One of the women on trial for murdering the North Korean leader's half-brother was filmed on CCTV apparently practising on another person two days before the assassination, a court heard on Tuesday.
Vietnamese Doan Thi Huong was filmed at the airport where Kim Jong-nam was killed approaching someone from behind and gently wiping something on their face, a police officer testified.
It happened in the departure hall of Kuala Lumpur International Airport's budget terminal, the same area where Kim was murdered.
But officer Wan Azirul Nizam Che Wan Aziz said the approach in that footage was gentle, in contrast to the "quite aggressive" fashion in which Kim was attacked as he waited at the airport.
Huong and Indonesian Siti Aisyah, in their 20s, are accused of killing Kim on February 13 by rubbing the nerve agent VX on his face in a Cold War-style hit that stunned the world.
The women, who were arrested a few days after the killing and face death by hanging if convicted, have pleaded not guilty to murdering the estranged half-brother of Kim Jong-un.
The defendants say they were duped into believing they were taking part in a prank for a reality TV show, and their lawyers blame North Korean agents for the assassination.
On Tuesday the police officer described to the High Court in Shah Alam, outside Kuala Lumpur, how Huong was filmed on February 11 apparently carrying out a practice run before allegedly killing Kim.

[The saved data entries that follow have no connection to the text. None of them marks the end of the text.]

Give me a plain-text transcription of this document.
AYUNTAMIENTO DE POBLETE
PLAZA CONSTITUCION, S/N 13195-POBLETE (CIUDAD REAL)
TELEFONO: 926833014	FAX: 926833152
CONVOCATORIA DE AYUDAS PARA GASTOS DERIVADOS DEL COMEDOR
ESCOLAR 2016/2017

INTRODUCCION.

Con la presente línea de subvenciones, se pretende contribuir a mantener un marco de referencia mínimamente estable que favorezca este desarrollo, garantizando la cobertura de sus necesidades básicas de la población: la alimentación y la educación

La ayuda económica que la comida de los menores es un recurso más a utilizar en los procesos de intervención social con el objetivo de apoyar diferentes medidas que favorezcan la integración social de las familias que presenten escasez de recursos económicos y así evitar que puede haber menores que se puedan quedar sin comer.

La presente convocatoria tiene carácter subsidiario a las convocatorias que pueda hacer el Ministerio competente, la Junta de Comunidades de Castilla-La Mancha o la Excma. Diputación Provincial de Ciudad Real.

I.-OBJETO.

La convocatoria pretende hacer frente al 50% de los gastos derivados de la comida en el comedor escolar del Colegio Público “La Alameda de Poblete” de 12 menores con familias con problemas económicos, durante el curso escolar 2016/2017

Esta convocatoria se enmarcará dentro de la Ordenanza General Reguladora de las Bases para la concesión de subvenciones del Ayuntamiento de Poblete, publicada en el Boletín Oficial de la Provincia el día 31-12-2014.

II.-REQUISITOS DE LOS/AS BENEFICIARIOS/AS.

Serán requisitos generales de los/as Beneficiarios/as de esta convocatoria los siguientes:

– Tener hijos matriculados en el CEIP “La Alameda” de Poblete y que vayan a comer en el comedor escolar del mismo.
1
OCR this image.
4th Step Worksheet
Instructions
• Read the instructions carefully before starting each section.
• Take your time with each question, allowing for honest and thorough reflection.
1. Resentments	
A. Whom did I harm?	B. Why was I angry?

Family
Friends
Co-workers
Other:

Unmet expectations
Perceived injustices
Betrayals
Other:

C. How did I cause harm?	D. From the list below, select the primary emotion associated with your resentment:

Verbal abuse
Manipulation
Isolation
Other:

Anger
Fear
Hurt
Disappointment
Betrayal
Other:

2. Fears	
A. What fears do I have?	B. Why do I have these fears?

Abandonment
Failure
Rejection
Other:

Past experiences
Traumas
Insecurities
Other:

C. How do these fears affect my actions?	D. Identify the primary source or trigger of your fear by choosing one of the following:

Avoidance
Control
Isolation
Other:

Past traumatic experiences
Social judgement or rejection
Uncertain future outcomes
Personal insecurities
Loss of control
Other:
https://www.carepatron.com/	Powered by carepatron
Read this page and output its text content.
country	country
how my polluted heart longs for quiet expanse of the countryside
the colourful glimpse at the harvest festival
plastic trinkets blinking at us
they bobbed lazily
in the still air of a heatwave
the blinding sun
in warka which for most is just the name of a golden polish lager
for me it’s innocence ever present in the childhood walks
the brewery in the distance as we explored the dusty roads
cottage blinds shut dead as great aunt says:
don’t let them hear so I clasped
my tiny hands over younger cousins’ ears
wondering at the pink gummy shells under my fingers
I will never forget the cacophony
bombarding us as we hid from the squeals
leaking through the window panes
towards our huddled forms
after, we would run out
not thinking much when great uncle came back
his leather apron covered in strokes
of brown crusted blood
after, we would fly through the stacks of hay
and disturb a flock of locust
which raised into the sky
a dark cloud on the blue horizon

He said she appeared to choose a member of the public at random and wipe something on their face from behind in a gentle fashion.
"When the person turned to her direction, the accused Doan seemingly apologised," he said.
She "bowed her head slightly and put her hands close together in the direction of the person", he added.
The officer said that, in contrast, the footage of Kim being murdered was "quite rough, as if like an attack".
"The action was quite aggressive," he said, adding that Huong hurried off afterwards.
Prosecutors previously told the trial that the women carried out practice runs before assassinating Kim.
Earlier, government chemist Raja Subramaniam said that only a small amount of VX — but more than enough to kill him — was found on Kim's face.
VX is listed by the United Nations as a weapon of mass destruction, and Kim died in agony shortly after being attacked.
The women are accused on the charge sheet of committing the murder with four other suspects, who have not been named and are still at large. Four North Koreans fled Malaysia on the day of the murder.
The assassination sparked a fierce row between Malaysia and North Korea, which is suspected of ordering the hit. Pyongyang denies the allegation.